I took one, careful as always to take the nougat she didn’t much like, though when she caught me at it she would make me take a truffle creme, not suspecting, I thought proudly, that I didn’t care which.
She took one of the pink bonbons she usually left till last—often saying they melted on the tongue like leisure itself. The train made our wrists brush. She was wearing the gold bangle.
“Very distinguished—” she said, “twenty-two carat. Not eighteen.” Might this mean the mistress was given the eighteen-carat stuff? But was that the only reason she was wearing it? She rarely wore her own good jewelry, substituting the odd little bits of Bakelite now known as Art Deco. She only liked to have the other by. She caught my eye. “Your Greensboro grandmother will be pleased to see this. It will make up for our not having a maid.”
We munched, while the last pig-towns of Jersey raced backward, unable to hold us. I would miss them, yet still be full of new delight. Father would miss us too. But he had New York. And the lady.
“I think—I think he gave it to you—for you.” This was daring.
She sat up. “Why?”
Because of the bobby-soxer. But, looking at my own legs, the accordion-pleated skirt, the whole outfit—I found I couldn’t say it to her. “Because—you’re you.” And that was true, too. We never lied.
She sat too formally straight for the fields of smashed cars and other rusted iron we now were passing. She even closed the chocolate box. “Tell me. Do you think—you know too much?”
That depended. Had she noticed last year in Greensboro that I no longer giggled at men—even at uncles? Did she know that Bill Wetmore no longer regarded me as merely his kid sister’s friend? Or that when we lay upstairs in the loft of the old outbuilding, once a hayloft, that now served them for garage, while he spoke of his great-grand-uncle, the Beaux Arts sculptor he meant to emulate, and I of the painter I wanted to be in spite of absolutely no background for it—that we had no longer merely nestled? Or that I had stopped going there altogether, the day after Phoebe, who had only a grandmother to inform her, had told me what she said no one else but them knew—that my mother visited Craig Towle in his nearby house? To tell me had seemed for a minute still friendship, if misguided, or—in the arcanum of what the Wetmores already knew about us—even an ever deferent old-town function.
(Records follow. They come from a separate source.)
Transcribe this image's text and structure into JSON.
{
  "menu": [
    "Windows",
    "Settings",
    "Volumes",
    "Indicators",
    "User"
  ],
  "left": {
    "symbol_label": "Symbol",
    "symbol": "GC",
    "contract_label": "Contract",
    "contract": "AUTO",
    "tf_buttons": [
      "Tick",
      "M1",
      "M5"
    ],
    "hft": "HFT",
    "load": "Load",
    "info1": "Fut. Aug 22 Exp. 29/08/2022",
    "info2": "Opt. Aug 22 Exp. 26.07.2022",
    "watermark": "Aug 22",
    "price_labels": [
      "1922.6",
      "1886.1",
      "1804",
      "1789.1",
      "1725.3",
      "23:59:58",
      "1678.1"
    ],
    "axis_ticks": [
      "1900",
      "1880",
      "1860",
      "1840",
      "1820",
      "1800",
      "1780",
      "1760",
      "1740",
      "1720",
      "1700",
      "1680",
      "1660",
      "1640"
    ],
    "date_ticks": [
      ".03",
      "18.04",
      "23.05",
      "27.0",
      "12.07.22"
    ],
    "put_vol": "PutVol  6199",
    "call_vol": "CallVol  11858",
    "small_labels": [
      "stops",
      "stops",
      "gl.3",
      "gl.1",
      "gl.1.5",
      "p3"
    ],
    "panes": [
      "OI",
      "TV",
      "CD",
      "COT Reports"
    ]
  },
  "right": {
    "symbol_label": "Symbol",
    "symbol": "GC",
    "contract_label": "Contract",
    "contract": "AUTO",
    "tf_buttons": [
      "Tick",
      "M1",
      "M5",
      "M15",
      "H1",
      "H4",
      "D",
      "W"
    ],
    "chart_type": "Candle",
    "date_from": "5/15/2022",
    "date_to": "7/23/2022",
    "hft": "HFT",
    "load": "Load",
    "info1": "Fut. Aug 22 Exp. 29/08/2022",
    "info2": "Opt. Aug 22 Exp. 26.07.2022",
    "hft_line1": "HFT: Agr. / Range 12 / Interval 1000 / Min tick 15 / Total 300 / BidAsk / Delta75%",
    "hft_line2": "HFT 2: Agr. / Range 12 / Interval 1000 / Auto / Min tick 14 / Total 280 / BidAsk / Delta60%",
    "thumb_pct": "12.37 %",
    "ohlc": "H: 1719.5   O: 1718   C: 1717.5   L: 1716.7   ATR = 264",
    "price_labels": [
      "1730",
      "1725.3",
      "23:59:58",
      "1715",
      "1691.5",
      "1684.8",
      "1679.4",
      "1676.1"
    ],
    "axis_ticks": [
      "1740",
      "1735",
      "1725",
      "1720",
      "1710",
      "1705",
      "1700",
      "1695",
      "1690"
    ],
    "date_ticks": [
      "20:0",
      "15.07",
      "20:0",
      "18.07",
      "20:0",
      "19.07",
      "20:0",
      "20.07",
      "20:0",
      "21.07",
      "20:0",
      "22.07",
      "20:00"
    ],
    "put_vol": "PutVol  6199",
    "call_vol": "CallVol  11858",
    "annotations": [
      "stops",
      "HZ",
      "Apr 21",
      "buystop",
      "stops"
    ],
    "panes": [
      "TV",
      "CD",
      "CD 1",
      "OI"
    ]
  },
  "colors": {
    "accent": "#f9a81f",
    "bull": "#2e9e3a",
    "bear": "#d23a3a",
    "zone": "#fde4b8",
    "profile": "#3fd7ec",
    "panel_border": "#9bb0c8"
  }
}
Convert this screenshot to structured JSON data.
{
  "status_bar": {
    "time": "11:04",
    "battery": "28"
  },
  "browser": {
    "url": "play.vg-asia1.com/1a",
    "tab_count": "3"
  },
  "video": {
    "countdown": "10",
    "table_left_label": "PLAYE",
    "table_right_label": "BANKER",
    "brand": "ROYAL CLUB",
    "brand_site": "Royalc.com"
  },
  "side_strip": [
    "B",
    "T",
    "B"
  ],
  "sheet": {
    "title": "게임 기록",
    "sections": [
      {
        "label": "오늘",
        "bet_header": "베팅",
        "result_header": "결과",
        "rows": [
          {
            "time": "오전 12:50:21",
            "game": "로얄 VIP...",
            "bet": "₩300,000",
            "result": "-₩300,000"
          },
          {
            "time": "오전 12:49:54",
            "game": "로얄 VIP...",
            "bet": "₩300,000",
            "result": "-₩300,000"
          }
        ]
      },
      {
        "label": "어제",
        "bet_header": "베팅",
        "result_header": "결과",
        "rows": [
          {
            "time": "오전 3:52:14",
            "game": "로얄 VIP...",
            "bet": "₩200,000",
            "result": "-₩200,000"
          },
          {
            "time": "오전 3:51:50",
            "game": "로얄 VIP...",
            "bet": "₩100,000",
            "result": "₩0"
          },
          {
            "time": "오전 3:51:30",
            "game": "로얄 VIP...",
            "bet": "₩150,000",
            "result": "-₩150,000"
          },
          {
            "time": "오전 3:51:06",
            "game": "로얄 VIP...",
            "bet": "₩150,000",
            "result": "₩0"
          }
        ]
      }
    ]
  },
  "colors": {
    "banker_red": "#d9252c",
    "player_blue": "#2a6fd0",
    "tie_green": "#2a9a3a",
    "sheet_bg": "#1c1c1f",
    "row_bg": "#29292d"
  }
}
Until Phoebe had added, lip retracted, “Maybe these da
ys, for what both of you come down here for, she could give you a lift.”
“Take your time,” my mother said. “Or don’t answer at all. Or not yet.”
I thought of all I knew because of her—which was what she was asking. How, at the rare times we went to New York as a family, I lost myself in fancy on the side streets of where I meant someday to paint all streets, and to be the mistress as well of somebody who had no wife. How, in the very scene we lived in, I would never have sensed the layers of things, even to the small, severe still-life judgments between truffle and nougat. Or to the way the lip retracts in jealousy, even on an otherwise nice young girl. Without my mother, I would never have had the hayloft courage to do what I had done with Bill Wetmore, which I did not regret then, and do not now. Even at this moment, she was teaching me the difference between fast and slow.
If the parents don’t burden us, they cannot teach us. I didn’t know that yet, but I answered, and joyously.
“Never. I can never know too much.”
She smiled. That’s my girl. She whispered it really, bowing her head. “Your father would not agree.”
Though I was desperately fond of him, here he seemed an intrusion. I did not mind that he thought as he did. Though I would never fault her, he was the brake. Because of him, I had an inkling I would one day do as she had: I would marry well.
But at the moment, her mention of him confused me. Was she running away from him, or from Craig Towle?
Perhaps she saw my state. Her way was to confuse me further, but always one step ahead. “Would you like to know something I know about you?”
If she saw my scare, she also saw I was ready. To be told I was illegitimate? Or destined to suffer a rare hereditary disease? No—this she would have managed to let me know. But suppose she had seen that I was not going to be able to do what I thought I was fitted for?